Dragan reached into his pocket and took out a small breath freshener dispenser. It was roughly the same shape and size as a keychain thumb drive.

“It will look like this, only it will be equipped with a small timer,” Dragan said, admiring the device. “It releases a mist of micron-sized virus particles. One of these placed in an inconspicuous spot in an airport terminal will infect thousands of people in just a few minutes and spread ‘big pox’ all over the globe. But I prefer a more targeted approach.”

“That shouldn’t be hard to smuggle into the U.S. or to hide in a movie theater or an enclosed shopping mall,” Kate said. “But you’d have to prove to me that the timer works before I set one up. One spritz and I’m dead, too.”

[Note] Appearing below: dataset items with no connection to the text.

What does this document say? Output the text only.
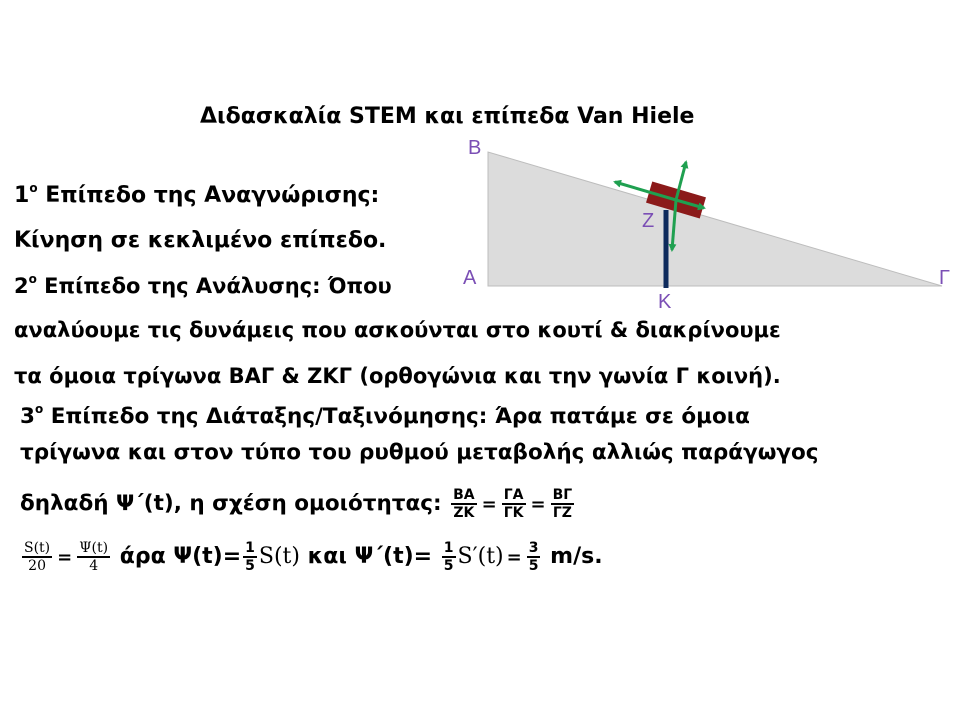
Διδασκαλία STEM και επίπεδα Van Hiele
$1^o$ Επίπεδο της Αναγνώρισης:
Κίνηση σε κεκλιμένο επίπεδο.
$2^o$ Επίπεδο της Ανάλυσης: Όπου
αναλύουμε τις δυνάμεις που ασκούνται στο κουτί & διακρίνουμε
τα όμοια τρίγωνα ΒΑΓ & ΖΚΓ (ορθογώνια και την γωνία Γ κοινή).
$3^o$ Επίπεδο της Διάταξης/Ταξινόμησης: Άρα πατάμε σε όμοια
τρίγωνα και στον τύπο του ρυθμού μεταβολής αλλιώς παράγωγος
δηλαδή Ψ΄(t), η σχέση ομοιότητας: $\frac{BA}{ZK} = \frac{\Gamma A}{\Gamma K} = \frac{B\Gamma}{\Gamma Z}$
$\frac{S(t)}{20} = \frac{\Psi(t)}{4}$ άρα $\Psi(t)= \frac{1}{5} S(t)$ και $\Psi΄(t)= \frac{1}{5} S'(t) = \frac{3}{5} m/s$.
Β
Α	Γ
Ζ
Κ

“We’ve created some harmless mock-ups that you can test.”

“How many scientists do you have here?”

“Six scientists in the labs and two engineers who run the air filtration and decontamination systems.”

“Where do the scientists come from?”

“England, China, Russia,” he said. “There’s no shortage of disillusioned, underpaid, ethically challenged scientists out there who aren’t getting the respect or salary they want from their country or their profession.”

“How many Road Runners are here?”

“A dozen,” he said. “Why do you ask?”

“I’m wondering how many people we have to kill to cover our tracks.”

Dragan smiled. He liked her answer. “Then you also have to include the two maintenance workers who run the castle’s heating and electrical system.”

“That’s a lot of killing,” Kate said.

“There’s enough gasoline stored in this castle to power a small town, not to mention the oxygen tanks in the filtration system,” Dragan said. “With a few well-placed explosives, we can kill them all on our way out the door.”

“I’m glad we’re good buddies now.”

“Me, too,” Dragan said. In fact, he was getting hard again at the thought.

“I haven’t slept in over twenty-four hours. Now that we’re friends, I can take a nap without worrying you might slit my throat as I sleep.”

“I doubt that you ever sleep without worrying about that,” Dragan said, leading her back to the air lock. “I certainly never do.”